Suara.com - Kementerian Energi dan Sumber Daya Mineral yakin PT Freeport Indonesia segera realisasikan komitmennya membangun fasilitas hilirisasi atau pemurnian mineral (smelter) di Indonesia sebelum stok produksi mencapai titik puncak.
"Freeport pasti akan memberikan jawaban untuk berkomitmen dalam mengembangkan hilirisasi ini karena ia juga memiliki hitungan sendiri," kata Direktur Jenderal Mineral dan Batubara Kementerian ESDM Bambang Gatot di Kompleks Gedung DPR/MPR, Jakarta, Rabu (3/2/2016).
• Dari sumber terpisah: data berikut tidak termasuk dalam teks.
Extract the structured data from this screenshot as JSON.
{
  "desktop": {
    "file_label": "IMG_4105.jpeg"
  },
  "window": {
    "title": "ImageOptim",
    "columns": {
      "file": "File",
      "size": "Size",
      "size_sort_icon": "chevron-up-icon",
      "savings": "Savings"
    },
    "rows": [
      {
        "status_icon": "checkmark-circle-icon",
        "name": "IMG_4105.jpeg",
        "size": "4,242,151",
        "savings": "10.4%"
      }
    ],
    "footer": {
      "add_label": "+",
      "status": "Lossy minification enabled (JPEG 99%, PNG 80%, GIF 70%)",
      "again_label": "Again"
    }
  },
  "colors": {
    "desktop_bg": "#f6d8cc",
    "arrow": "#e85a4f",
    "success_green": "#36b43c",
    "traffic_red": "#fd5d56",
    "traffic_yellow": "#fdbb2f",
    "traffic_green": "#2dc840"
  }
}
Jika Freeport tetap tidak bisa melakukan ekspor konsentrat tembaga, sementara produksi tetap berjalan seperti biasa, ada kekhawatiran adanya stop operasi dari perusahaan tambang berbasis di Amerika tersebut yang memaksa dilakukannya pengurangan karyawan.
"Itu sebenarnya belum tentu juga, tergantung Freeportnya. Mereka punya perhitungan sendiri, tidak mungkin mereka ingin membuat bangkrut dirinya sendiri," ujar dia.
Bambang mengatakan pihaknya tetap mengusahakan agar Freeport tetap bisa melakukan kegiatannya, namun syarat pembayaran dana jaminan 530 juta dolar AS, jika Freeport ingin memperpanjang izin ekspor konsentrat tembaganya dilaksanakan.
"Akan tetapi dari surat Freeport kemarin, mereka itu minta keringanan karena perusahaan induknya di Amerika Serikat (AS) sedang mengalami rugi besar akibat harga komoditi anjlok dan pasar mereka yang sedang lesu, karenanya kita tetap tunggu bagaimana permintaan dia untuk tunjukan komitmen itu," ujarnya.
Bambang mengatakan pihaknya tetap mengharapkan Freeport segera memberi penjelasan untuk menawarkan opsi pada pemerintah terkait permohonan perusahaan tambang raksasa tersebut untuk meminta keringanan.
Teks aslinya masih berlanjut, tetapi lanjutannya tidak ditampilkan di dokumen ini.